ARTIGO – Abriu abril, desinteligências artificiais. Por Marli Gonçalves

Abril, já são passados quase cem dias e o ano de 2023 ainda boceja, se espreguiça, esfrega os olhos, acorda, e logo volta a dormir mais um pouquinho. Quem dera fosse só no seu primeiro dia que mentiras são pregadas e apregoadas. E com inteligências ligadas em tomadas.

Abril é mês que muita coisa acontece e, ao mesmo tempo, nada acontece. A estação muda, mas as notícias invariavelmente parecem ser sempre continuamente as mesmas, que se repetem, até como farsas. Algumas até mudam de local e personagens, mas o quebra-cabeças sempre perde algumas peças antes de formar um quadro definitivo para que a gente possa emoldurar e pôr na parede, dando o assunto como encerrado. Cheio de feridos e feriados, recheado de desapontamentos, e nem falo só de política, pelo menos por enquanto, e sei que imediatamente foi no que você pensou aí, com alguma razão.

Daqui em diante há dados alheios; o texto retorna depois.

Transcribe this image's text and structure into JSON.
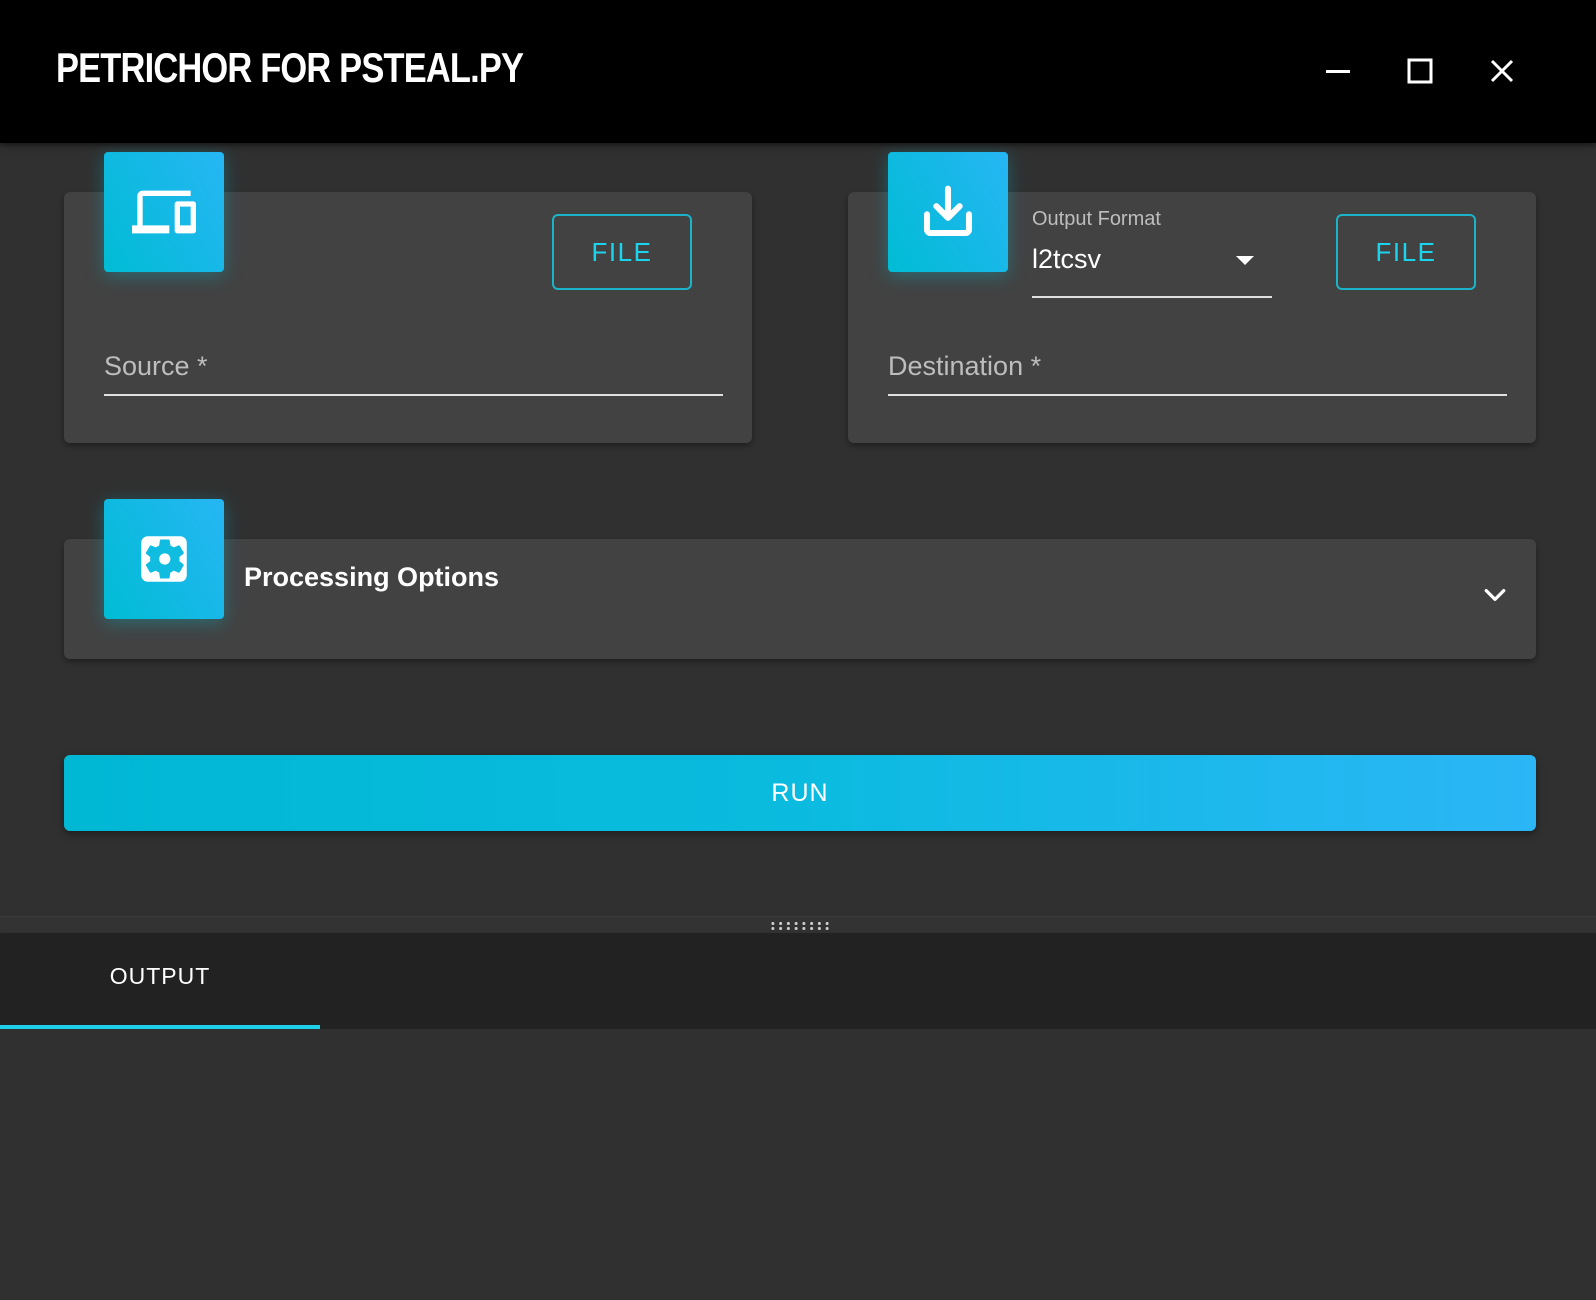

Primeiro, vamos falar de nós, sim, de nós, e daqueles todos que desde os últimos dias do ano passado, de roupinha nova, calcinhas coloridas de desejos, projetavam sonhos, feitos, realizações, soltávamos fogos e pulávamos ondinhas, jurando até já estarmos respirando ares mais calmos e puros de “agora vai”. Mas desde os primeiros dias do ano vendo que o pretendido acelerador não funcionava, desapontados. Nem para ajudar a fugir das contas que agora chegam não só roçando por debaixo da soleira das portas, mas por todas as vias digitais, com seus códigos de barra, QR codes e juros, altos, que tentamos pular, mas nos dão seguidos caldos. Incrível até que nem isso é novidade, já que todo ano temos essas mesmas ilusões, algumas apenas mais sonhadoras e vãs, como pensamos 23. Já seria bom, pelo menos – e até nisso foi só até há poucas horas atrás quando o avião o trouxe de volta – de não ver mais aquela cara espumando ódio e elogiando os horrores da ditadura que recordamos sempre quando vem chegando ao fim as águas de março.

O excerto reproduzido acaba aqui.